Dramatic levels of “friendly fire” from the immune system may drive severe Covid-19 disease and leave patients with “long Covid” – when medical problems persist for a significant time after the virus has been beaten – scientists have said.
Researchers at Yale University found that Covid-19 patients had large numbers of misguided antibodies in their blood that targeted the organs, tissues and the immune system itself, rather than fighting off the invading virus.
The scientists compared immune responses in patients and uninfected people and discovered scores of aberrant antibodies in the former.These blocked antiviral defences, wiped out helpful immune cells, and attacked the body on multiple fronts, from the brain, blood vessels and liver to connective tissue and the gastrointestinal tract.
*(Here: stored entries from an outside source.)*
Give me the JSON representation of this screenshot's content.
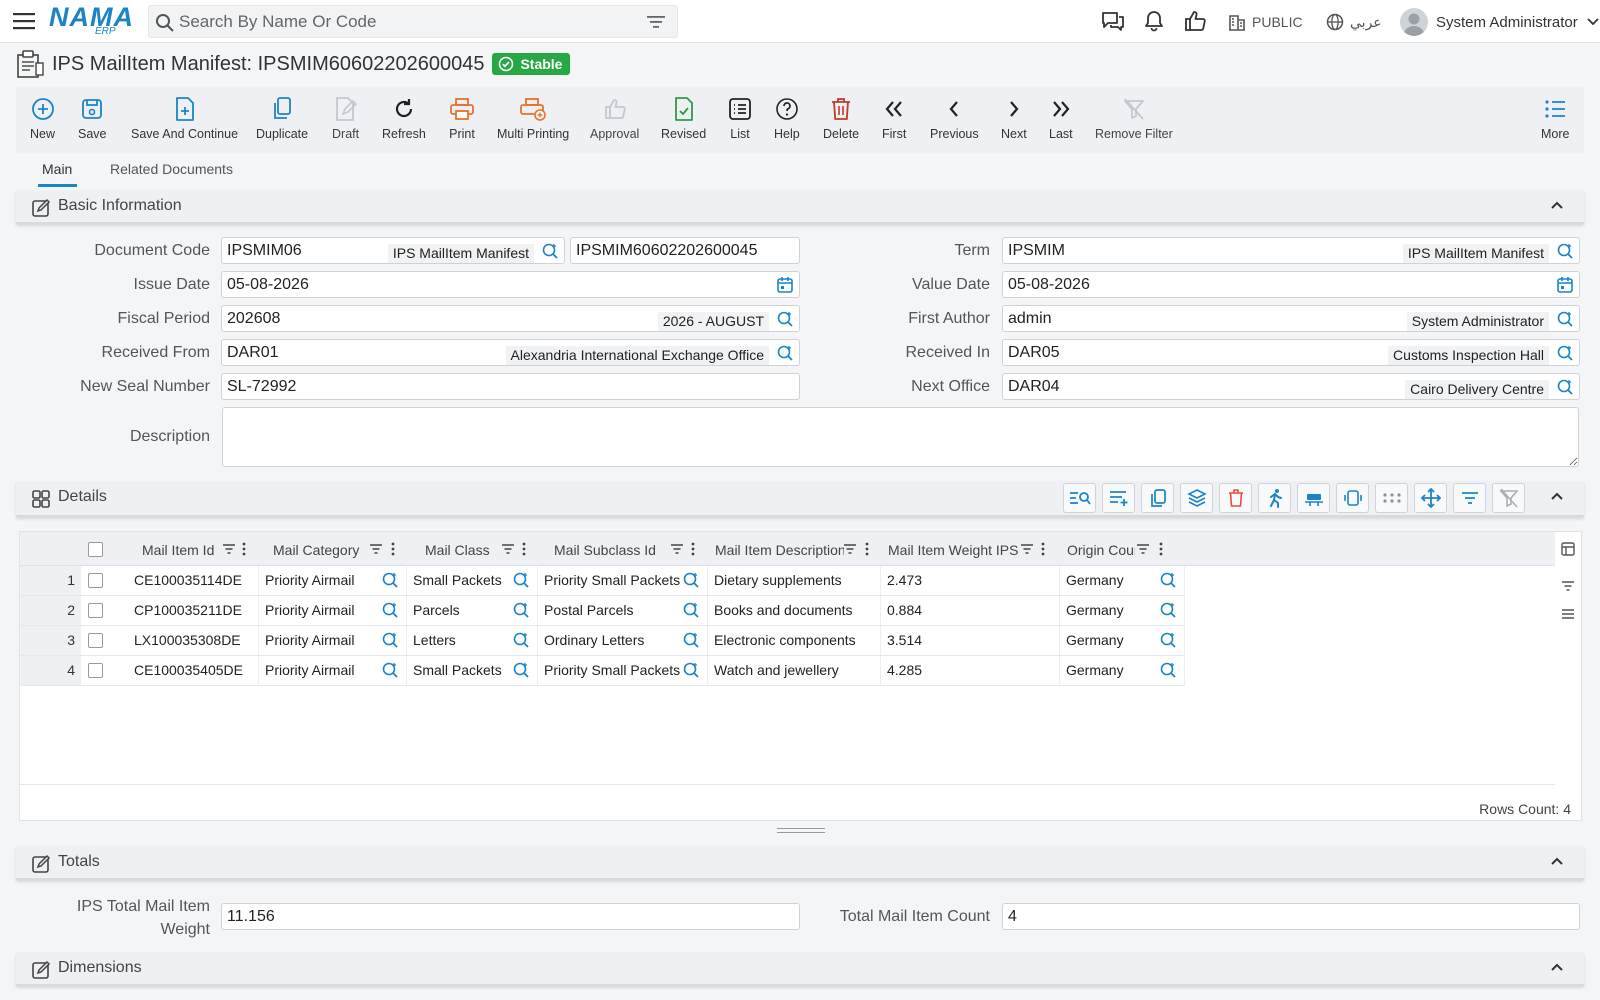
{
  "topbar": {
    "search_placeholder": "Search By Name Or Code",
    "company": "PUBLIC",
    "language": "عربي",
    "user": "System Administrator",
    "logo": "NAMA",
    "logo_sub": "ERP"
  },
  "title": {
    "text": "IPS MailItem Manifest: IPSMIM60602202600045",
    "status": "Stable"
  },
  "toolbar": {
    "new": "New",
    "save": "Save",
    "save_continue": "Save And Continue",
    "duplicate": "Duplicate",
    "draft": "Draft",
    "refresh": "Refresh",
    "print": "Print",
    "multi_printing": "Multi Printing",
    "approval": "Approval",
    "revised": "Revised",
    "list": "List",
    "help": "Help",
    "delete": "Delete",
    "first": "First",
    "previous": "Previous",
    "next": "Next",
    "last": "Last",
    "remove_filter": "Remove Filter",
    "more": "More"
  },
  "tabs": {
    "main": "Main",
    "related": "Related Documents"
  },
  "basic": {
    "section_title": "Basic Information",
    "document_code": {
      "label": "Document Code",
      "code": "IPSMIM06",
      "desc": "IPS MailItem Manifest",
      "number": "IPSMIM60602202600045"
    },
    "term": {
      "label": "Term",
      "code": "IPSMIM",
      "desc": "IPS MailItem Manifest"
    },
    "issue_date": {
      "label": "Issue Date",
      "value": "05-08-2026"
    },
    "value_date": {
      "label": "Value Date",
      "value": "05-08-2026"
    },
    "fiscal_period": {
      "label": "Fiscal Period",
      "code": "202608",
      "desc": "2026 - AUGUST"
    },
    "first_author": {
      "label": "First Author",
      "code": "admin",
      "desc": "System Administrator"
    },
    "received_from": {
      "label": "Received From",
      "code": "DAR01",
      "desc": "Alexandria International Exchange Office"
    },
    "received_in": {
      "label": "Received In",
      "code": "DAR05",
      "desc": "Customs Inspection Hall"
    },
    "new_seal": {
      "label": "New Seal Number",
      "value": "SL-72992"
    },
    "next_office": {
      "label": "Next Office",
      "code": "DAR04",
      "desc": "Cairo Delivery Centre"
    },
    "description": {
      "label": "Description",
      "value": ""
    }
  },
  "details": {
    "section_title": "Details",
    "columns": [
      "Mail Item Id",
      "Mail Category",
      "Mail Class",
      "Mail Subclass Id",
      "Mail Item Description",
      "Mail Item Weight IPS",
      "Origin Country"
    ],
    "rows": [
      {
        "num": "1",
        "id": "CE100035114DE",
        "category": "Priority Airmail",
        "class": "Small Packets",
        "subclass": "Priority Small Packets",
        "description": "Dietary supplements",
        "weight": "2.473",
        "origin": "Germany"
      },
      {
        "num": "2",
        "id": "CP100035211DE",
        "category": "Priority Airmail",
        "class": "Parcels",
        "subclass": "Postal Parcels",
        "description": "Books and documents",
        "weight": "0.884",
        "origin": "Germany"
      },
      {
        "num": "3",
        "id": "LX100035308DE",
        "category": "Priority Airmail",
        "class": "Letters",
        "subclass": "Ordinary Letters",
        "description": "Electronic components",
        "weight": "3.514",
        "origin": "Germany"
      },
      {
        "num": "4",
        "id": "CE100035405DE",
        "category": "Priority Airmail",
        "class": "Small Packets",
        "subclass": "Priority Small Packets",
        "description": "Watch and jewellery",
        "weight": "4.285",
        "origin": "Germany"
      }
    ],
    "rows_count": "Rows Count: 4"
  },
  "totals": {
    "section_title": "Totals",
    "total_weight": {
      "label_line1": "IPS Total Mail Item",
      "label_line2": "Weight",
      "value": "11.156"
    },
    "total_count": {
      "label": "Total Mail Item Count",
      "value": "4"
    }
  },
  "dimensions": {
    "section_title": "Dimensions"
  },
  "colors": {
    "accent": "#1c84c6",
    "stable": "#28a745",
    "print": "#e8712b",
    "delete": "#c0392b",
    "save_green": "#2e9a4a"
  }
}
Further tests revealed that the more “autoantibodies” patients had in their blood, the worse their disease. The Covid-19 patients had more antibodies that had turned on them than people with lupus, an autoimmune disease caused by similar wayward antibodies.
“Covid-19 patients make autoantibodies that actually interfere with immune responses against the virus,” said Aaron Ring, an immunobiologist at Yale and senior author on the study. Numerous other autoantibodies attacked parts of the body that are known to become damaged in those with the disease.
“We certainly believe that these autoantibodies are harmful to patients with Covid-19,” said Ring, adding that the harmful effects may well continue after the infection has abated, leaving patients with longer-lasting medical problems. “Because antibodies can persist for a long time, it’s conceivable that they may contribute to the development of long-Covid diseases,” he said.
Ring partnered with Akiko Iwasaki, a professor of immunobiology at Yale, to screen 194 patients and hospital workers with varying severities of Covid infection for autoantibodies that targeted nearly 3,000 human proteins. Antibodies disable viruses by latching on to proteins on the virus surface, but autoantibodies are the wrong shape and mistakenly bind to proteins that are on, or have been released by, human cells.
Writing in the study, which has yet to be peer reviewed and published in a journal, the scientists describe how Covid patients had “dramatic increases in autoantibody reactivities” compared with 30 healthy hospital workers who did not have the virus. While certain autoantibodies in some patients were apparently present before Covid-19 infection, others appeared and ramped up as the disease progressed.